Ostrich: Click the new Ostrich toolbar button to get a drop-down Twitter client, complete with tabs for your main timeline, @mentions, and favorites. You also get unread counts and the capability to compose a new message. The composition window even includes a button to insert the current tab’s URL as a bit.ly-shortened link.
Reload Button: Many Safari users have lamented Apple’s decision, starting with Safari 4, to remove the useful Reload toolbar button in favor of a tiny button inside the URL field. This extension, by Ars Technica and Macworld contributor John Siracusa, gives you back that familiar toolbar button. Thanks, John.
Safari Access Keys: Some Websites, including Wikipedia and Facebook, use a special HTML attribute to provide keyboard shortcuts for navigating pages. But how do you know what those shortcuts are? With this extension installed, whenever you view a Web page that includes keyboard shortcuts, you automatically see a new Safari toolbar listing those shortcuts. To use a keyboard shortcut, just press Control+Option+[key].
Sessions: Safari can restore all the windows and tabs open the last time you used the program, but as useful as that feature can be, it’s quite limited. Sessions lets you save and restore sessions—groups of windows and tabs—at will. You can even search within sessions, delete particular windows from a session, and remove duplicate URLs with a click. My favorite feature, though, is that Sessions can automatically open whenever you launch Safari, letting you choose exactly which windows and tabs you want restored.
Short URL: Lets you quickly get an is.gd– or bit.ly-shortened URL for the current Web page by either clicking a toolbar button or pressing a keyboard shortcut. Written by Ars Technica’s Clint Ecker, short URL uses a site’s own shortened URL if available, and when using bit.ly, Short URL can use your personal bit.ly API.
Shortenz Linkz: Similar to Short URL, Shortenz Linkz provides a toolbar button for shortening URLs, but lets you choose from a longer list of URL-shortening services—12 at the time of this writing—and instead of a keyboard shortcut, offers a contextual menu command for shortening any link on a Web page. Shortenz Linkz also includes an option to tweet the resulting short URL.
Shut Up (via Extensions Gallery): Hate reading what other people have to say? Or just tired of inane comments posted to online articles? This extension blocks the comments section on many Websites. A click on its toolbar icon displays those comments if you really want to punish yourself.
SnapBack: If you miss the old Safari SnapBack feature, this extension adds a button to the Safari toolbar that attempts to emulate that feature.
SuperDrag: Do you tend to open links in new tabs? If so, SuperDrag lets you perform this action—which normally requires a Command+click or accessing a contextual-menu command—with a simpler gesture: Just drag the link anywhere else on the page and release. The link’s URL will open in a new tab in the foreground or the background, depending on your settings for the extension.
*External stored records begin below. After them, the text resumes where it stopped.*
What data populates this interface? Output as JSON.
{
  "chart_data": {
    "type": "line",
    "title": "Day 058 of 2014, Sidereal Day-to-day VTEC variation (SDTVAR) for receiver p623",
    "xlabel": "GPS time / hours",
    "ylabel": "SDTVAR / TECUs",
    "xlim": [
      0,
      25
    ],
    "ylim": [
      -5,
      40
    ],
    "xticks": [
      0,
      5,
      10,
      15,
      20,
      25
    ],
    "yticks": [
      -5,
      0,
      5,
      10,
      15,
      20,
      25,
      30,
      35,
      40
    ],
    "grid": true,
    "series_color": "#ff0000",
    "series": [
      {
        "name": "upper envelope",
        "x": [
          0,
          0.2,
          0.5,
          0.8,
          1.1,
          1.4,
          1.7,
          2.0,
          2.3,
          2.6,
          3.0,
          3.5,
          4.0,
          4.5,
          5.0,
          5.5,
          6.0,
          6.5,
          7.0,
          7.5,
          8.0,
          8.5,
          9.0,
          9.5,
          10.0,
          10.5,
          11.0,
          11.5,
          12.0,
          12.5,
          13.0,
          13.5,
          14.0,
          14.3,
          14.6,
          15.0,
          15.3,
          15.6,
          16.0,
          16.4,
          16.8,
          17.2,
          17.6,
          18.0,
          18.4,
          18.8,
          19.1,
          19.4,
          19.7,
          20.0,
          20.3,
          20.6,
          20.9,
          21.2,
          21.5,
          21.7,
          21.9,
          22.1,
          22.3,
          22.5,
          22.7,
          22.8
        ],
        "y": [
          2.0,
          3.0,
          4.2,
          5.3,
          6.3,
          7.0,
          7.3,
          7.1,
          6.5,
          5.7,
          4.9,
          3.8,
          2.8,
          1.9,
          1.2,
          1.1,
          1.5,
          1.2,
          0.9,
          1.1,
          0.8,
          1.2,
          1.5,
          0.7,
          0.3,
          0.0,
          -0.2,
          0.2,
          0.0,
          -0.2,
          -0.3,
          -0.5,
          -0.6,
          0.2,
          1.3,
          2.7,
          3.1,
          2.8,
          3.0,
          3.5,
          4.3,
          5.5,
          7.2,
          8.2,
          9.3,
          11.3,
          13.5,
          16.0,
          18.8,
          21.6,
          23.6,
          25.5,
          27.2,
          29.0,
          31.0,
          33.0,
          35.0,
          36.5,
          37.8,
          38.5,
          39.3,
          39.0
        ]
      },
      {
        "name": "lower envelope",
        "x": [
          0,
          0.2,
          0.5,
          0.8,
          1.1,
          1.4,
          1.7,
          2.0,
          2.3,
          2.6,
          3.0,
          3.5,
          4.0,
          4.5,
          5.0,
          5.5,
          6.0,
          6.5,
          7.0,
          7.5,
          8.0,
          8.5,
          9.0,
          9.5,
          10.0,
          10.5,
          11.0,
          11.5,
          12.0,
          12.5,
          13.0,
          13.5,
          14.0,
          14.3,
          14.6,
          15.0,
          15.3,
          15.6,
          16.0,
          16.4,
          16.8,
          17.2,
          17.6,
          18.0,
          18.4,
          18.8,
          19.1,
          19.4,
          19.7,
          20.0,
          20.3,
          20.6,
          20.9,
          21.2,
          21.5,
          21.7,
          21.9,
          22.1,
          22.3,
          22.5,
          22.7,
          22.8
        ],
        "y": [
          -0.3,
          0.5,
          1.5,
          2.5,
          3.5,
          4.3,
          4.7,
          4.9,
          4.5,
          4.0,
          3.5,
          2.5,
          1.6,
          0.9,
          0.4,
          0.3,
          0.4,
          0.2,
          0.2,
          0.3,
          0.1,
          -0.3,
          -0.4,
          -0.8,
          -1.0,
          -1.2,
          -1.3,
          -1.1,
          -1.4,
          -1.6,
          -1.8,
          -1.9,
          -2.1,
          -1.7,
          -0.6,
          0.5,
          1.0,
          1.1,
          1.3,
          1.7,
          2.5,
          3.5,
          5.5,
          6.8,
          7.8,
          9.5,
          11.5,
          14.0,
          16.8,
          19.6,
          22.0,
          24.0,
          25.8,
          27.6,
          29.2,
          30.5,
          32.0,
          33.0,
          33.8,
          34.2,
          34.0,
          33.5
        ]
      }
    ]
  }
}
SuperDrag is especially useful for trackpad users.
Tab Duplicator: This extension provides a contextual-menu command and an optional toolbar button for duplicating the current Safari tab. You can choose whether the duplicate opens in the foreground or background, as well as where on the tab bar it opens.
Youtube Wide: This useful add-on simply forces Safari to load the “widescreen” version of any YouTube page.